Taking Alicia’s advice, Shelby imagined her ex-husband standing at the end of the walkway, all smirks and smartass comments. He didn’t need to hold a treat for her—although she could really use one of those monster yogurts from the yogurt bar up the street, covered in nuts, fudge, and gummy bears…
Back on track!Reining in her thoughts, she geared up for another try. Colton’s simple presence would be enough of a carrot, if only he was there.
“There’s my girl!”
Her father’s booming voice carried across the room, and Shelby had to force herself not to cringe. Once again, she was the center of attention.
That’s what happened when your father was a former pro-football player-turned-TV evangelist who regularly got millions of hits on his YouTube Channel and had more Instagram followers than Rihanna.
“Hi, Daddy,” Shelby said as her father stopped at her side. Another man was with him—tall, model-handsome, and dressed in a sharp suit.
Her dad—known to everyone as Reverend Jack—kissed her cheek. “Honey, you remember Theo Ingram, right?”
“He’s my boss, Dad. Of course I remember him.”
Her father looked like he’d won the lottery, just because, yes, she remembered someone from before the brain injury. The memories of her life that she’d lost mostly centered around the day of the accident, but making her parents understand that hadn’t worked so far.
Sure, she still had moments when the right words wouldn’t come or she’d blank a name or face for a few seconds, but honestly, didn’t everyone? Simple slips couldn’t all be blamed on the bullet that had nicked her skull or the fact that when she’d fallen, she’d smacked her head on a concrete step.
Her parents’ concern was justified; they’d been through a terrible scare. Every success—no matter how small—was a huge win in their eyes.
Yet, dammit if she wasn’t sick and tired of everyone acting like she was five years old.
Alicia stepped back, one hand discreetly checking her hair as Theo shook Shelby’s hand. Shelby wasn’t sure if Alicia’s smile was for her father or Theo. Probably both. Powerful men tended to bring out the feminine side in women of all ages.
Shelby looked at Theo and nodded. “Checking up on me, sir?”
His million-dollar smile made him even more attractive as he politely kept his eyes behind the dark frames of his glasses off her walker and on her face. “It’s good to see you’re up and about. Reverend Jack says you’re doing better every day. Everyone at the office is asking about you, so I thought I’d stop by so I can give them a report.”
Underneath the charm and megawatt smiles, Shelby knew the real reason Theo had stopped by. He wanted to check her memory of that day. He wasn’t the Assistant Special Agent in Charge of the Tulsa office because he was a nice guy. He was the ASAC because he got the job done.
After the fiasco with 12 September—a terrorist group she and Colton had taken on to rescue a friend of theirs—she’d been shipped back to Oklahoma. Since her superiors in Washington were a bit upset with her after Colton had ruined the FBI part of the mission to capture the leader, Iman Quan, she’d been lucky to land in Theo’s group.

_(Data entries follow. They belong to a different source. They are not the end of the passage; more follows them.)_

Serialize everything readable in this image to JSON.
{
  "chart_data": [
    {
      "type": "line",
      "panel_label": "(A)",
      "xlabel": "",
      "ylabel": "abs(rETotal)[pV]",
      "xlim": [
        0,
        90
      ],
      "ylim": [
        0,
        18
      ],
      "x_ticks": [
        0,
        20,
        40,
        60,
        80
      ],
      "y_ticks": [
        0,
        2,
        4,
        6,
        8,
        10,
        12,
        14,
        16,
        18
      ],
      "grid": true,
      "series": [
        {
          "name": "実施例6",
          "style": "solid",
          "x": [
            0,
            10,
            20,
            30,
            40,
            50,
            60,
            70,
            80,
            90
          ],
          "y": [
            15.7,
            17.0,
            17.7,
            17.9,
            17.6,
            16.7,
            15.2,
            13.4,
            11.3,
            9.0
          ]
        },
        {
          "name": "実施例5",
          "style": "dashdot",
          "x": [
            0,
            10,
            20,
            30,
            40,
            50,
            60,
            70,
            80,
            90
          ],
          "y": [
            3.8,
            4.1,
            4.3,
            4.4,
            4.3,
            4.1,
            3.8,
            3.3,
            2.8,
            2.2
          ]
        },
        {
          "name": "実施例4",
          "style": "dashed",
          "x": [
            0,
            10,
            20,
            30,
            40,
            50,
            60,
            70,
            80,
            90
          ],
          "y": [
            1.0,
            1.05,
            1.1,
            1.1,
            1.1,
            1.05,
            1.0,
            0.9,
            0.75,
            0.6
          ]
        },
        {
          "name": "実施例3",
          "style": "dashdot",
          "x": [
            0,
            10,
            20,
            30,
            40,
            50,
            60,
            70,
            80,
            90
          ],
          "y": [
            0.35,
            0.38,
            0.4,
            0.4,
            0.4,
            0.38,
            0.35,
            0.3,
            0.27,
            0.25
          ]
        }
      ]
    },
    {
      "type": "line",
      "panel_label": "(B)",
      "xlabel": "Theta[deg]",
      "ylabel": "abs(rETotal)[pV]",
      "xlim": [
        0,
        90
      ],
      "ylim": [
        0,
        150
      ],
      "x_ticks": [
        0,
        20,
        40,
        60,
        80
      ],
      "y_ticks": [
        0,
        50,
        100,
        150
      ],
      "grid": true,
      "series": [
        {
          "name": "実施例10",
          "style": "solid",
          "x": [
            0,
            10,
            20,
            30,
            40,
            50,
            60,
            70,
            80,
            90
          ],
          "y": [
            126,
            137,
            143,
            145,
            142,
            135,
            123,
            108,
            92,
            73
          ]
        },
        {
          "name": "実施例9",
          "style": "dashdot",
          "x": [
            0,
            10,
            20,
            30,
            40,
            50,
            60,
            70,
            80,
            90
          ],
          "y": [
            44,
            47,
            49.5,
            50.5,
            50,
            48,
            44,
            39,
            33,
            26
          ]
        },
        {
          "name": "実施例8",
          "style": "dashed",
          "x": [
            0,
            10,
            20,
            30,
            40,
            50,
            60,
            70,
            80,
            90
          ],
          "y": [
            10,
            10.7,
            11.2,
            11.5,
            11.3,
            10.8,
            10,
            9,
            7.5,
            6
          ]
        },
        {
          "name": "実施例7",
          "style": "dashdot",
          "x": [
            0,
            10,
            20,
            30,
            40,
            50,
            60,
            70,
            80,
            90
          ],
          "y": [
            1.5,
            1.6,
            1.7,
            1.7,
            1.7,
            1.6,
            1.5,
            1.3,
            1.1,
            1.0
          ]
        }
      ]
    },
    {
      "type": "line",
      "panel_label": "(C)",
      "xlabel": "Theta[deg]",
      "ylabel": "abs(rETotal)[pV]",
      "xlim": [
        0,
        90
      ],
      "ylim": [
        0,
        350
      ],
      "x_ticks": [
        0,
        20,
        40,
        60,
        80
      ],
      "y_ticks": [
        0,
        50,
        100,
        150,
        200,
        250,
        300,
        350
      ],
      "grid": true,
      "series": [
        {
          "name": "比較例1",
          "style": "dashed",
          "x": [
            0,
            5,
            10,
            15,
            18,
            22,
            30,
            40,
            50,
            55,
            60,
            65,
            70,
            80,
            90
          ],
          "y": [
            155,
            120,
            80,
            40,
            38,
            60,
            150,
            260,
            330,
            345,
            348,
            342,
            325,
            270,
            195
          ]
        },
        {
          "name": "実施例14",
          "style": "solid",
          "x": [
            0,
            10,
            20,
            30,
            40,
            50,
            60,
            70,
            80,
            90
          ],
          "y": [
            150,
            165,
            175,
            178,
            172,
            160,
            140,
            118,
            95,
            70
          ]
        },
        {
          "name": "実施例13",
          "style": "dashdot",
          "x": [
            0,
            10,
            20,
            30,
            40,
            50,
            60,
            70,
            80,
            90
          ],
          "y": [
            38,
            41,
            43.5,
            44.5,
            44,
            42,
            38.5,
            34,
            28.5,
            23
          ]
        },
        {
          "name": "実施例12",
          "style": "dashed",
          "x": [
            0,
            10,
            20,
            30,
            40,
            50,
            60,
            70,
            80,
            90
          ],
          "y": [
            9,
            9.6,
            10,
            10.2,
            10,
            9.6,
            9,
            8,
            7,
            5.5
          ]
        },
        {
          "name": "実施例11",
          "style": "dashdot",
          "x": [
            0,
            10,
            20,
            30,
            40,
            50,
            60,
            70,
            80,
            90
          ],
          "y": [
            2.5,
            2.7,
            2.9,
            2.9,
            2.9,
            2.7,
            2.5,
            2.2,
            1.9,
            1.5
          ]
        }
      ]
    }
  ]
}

With her skills at reading people, she’d been a huge asset at interrogations. She was a natural when it came to the science of people, reading micro expressions to figure out who was lying and why.
Then something had changed after she’d uncovered a connection between several veterans who’d been assassinated in close succession. Theo had assigned her to a small, mostly-unknown hidey-hole of agents working very specific, sensitive cases involving military veterans.